Non è importante solo la preparazione, ma anche il servizio: il caffè arabo va versato lentamente, passando da una tazza all’altra, in modo che la parte iniziale – che è anche quella dal sapore più intenso e gustoso – si spartisca in maniera equa. Insomma, com’è che si dice, Paese che vai, caffè che trovi? Che sia amaro o zuccherato, speziato o dal sapore più delicato, basso o alto, l’amore che c’è dietro la preparazione di un caffè, però, è lo stesso.
Tra cucina, tradizione e convivialità: il segreto di “Ricette di confine”
Ciò che accomuna la cucina italiana e quella palestinese, oltre agli ingredienti e ad alcune ricette (altro esempio, la pita è una specie di antenato della nostra pizza), c’è anche una certa convivialità nel “vivere” il cibo. “L’aspetto della cucina palestinese che mi ha affascinata è la preparazione dei piatti, specialmente se fatta in compagnia, come spesso accadeva.

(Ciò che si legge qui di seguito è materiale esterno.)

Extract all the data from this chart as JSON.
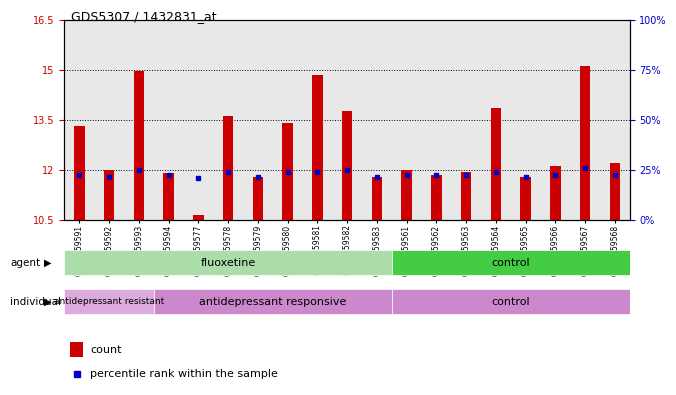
{
  "title": "GDS5307 / 1432831_at",
  "samples": [
    "GSM1059591",
    "GSM1059592",
    "GSM1059593",
    "GSM1059594",
    "GSM1059577",
    "GSM1059578",
    "GSM1059579",
    "GSM1059580",
    "GSM1059581",
    "GSM1059582",
    "GSM1059583",
    "GSM1059561",
    "GSM1059562",
    "GSM1059563",
    "GSM1059564",
    "GSM1059565",
    "GSM1059566",
    "GSM1059567",
    "GSM1059568"
  ],
  "red_values": [
    13.3,
    12.0,
    14.95,
    11.9,
    10.65,
    13.6,
    11.8,
    13.4,
    14.85,
    13.75,
    11.8,
    12.0,
    11.85,
    11.95,
    13.85,
    11.8,
    12.1,
    15.1,
    12.2
  ],
  "blue_values": [
    11.85,
    11.8,
    12.0,
    11.85,
    11.75,
    11.95,
    11.8,
    11.95,
    11.95,
    12.0,
    11.8,
    11.85,
    11.85,
    11.85,
    11.95,
    11.8,
    11.85,
    12.05,
    11.85
  ],
  "ylim_left": [
    10.5,
    16.5
  ],
  "yticks_left": [
    10.5,
    12.0,
    13.5,
    15.0,
    16.5
  ],
  "ytick_labels_left": [
    "10.5",
    "12",
    "13.5",
    "15",
    "16.5"
  ],
  "yticks_right_vals": [
    0,
    25,
    50,
    75,
    100
  ],
  "ytick_labels_right": [
    "0%",
    "25%",
    "50%",
    "75%",
    "100%"
  ],
  "agent_groups": [
    {
      "label": "fluoxetine",
      "start": 0,
      "end": 11,
      "color": "#aaddaa"
    },
    {
      "label": "control",
      "start": 11,
      "end": 19,
      "color": "#44cc44"
    }
  ],
  "individual_groups": [
    {
      "label": "antidepressant resistant",
      "start": 0,
      "end": 3,
      "color": "#ddaadd"
    },
    {
      "label": "antidepressant responsive",
      "start": 3,
      "end": 11,
      "color": "#cc88cc"
    },
    {
      "label": "control",
      "start": 11,
      "end": 19,
      "color": "#cc88cc"
    }
  ],
  "bar_color": "#cc0000",
  "blue_color": "#0000cc",
  "baseline": 10.5,
  "left_tick_color": "#cc0000",
  "right_tick_color": "#0000cc",
  "chart_bg": "#ffffff",
  "cell_bg": "#e8e8e8"
}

Molte ricette prevedono tempi di attesa tra un passo e l’altro del procedimento, e queste pause diventano momenti per stare insieme, scambiarsi due chiacchiere e, ovviamente, sorseggiare caffè arabo!”. Una convivialità e una condivisione che forse in Italia è andata un po’ perduta col tempo, perché le persone hanno sempre più fretta e sempre meno tempo da dedicare a una vera pausa, ma che sarebbe bello poter recuperare.
Eccoci arrivati alla fine del viaggio e, tra involtini di riso e finti kebab, ci siamo avventurati in un mondo lontano – ma non poi così tanto – alla scoperta di piatti sfiziosi e nuove ricette, ricordandoci che, se per alcuni il confine può essere un limite, per altri è un orizzonte.
Vi sono piaciute queste ricette “di confine”? Quale pensate di provare per prima?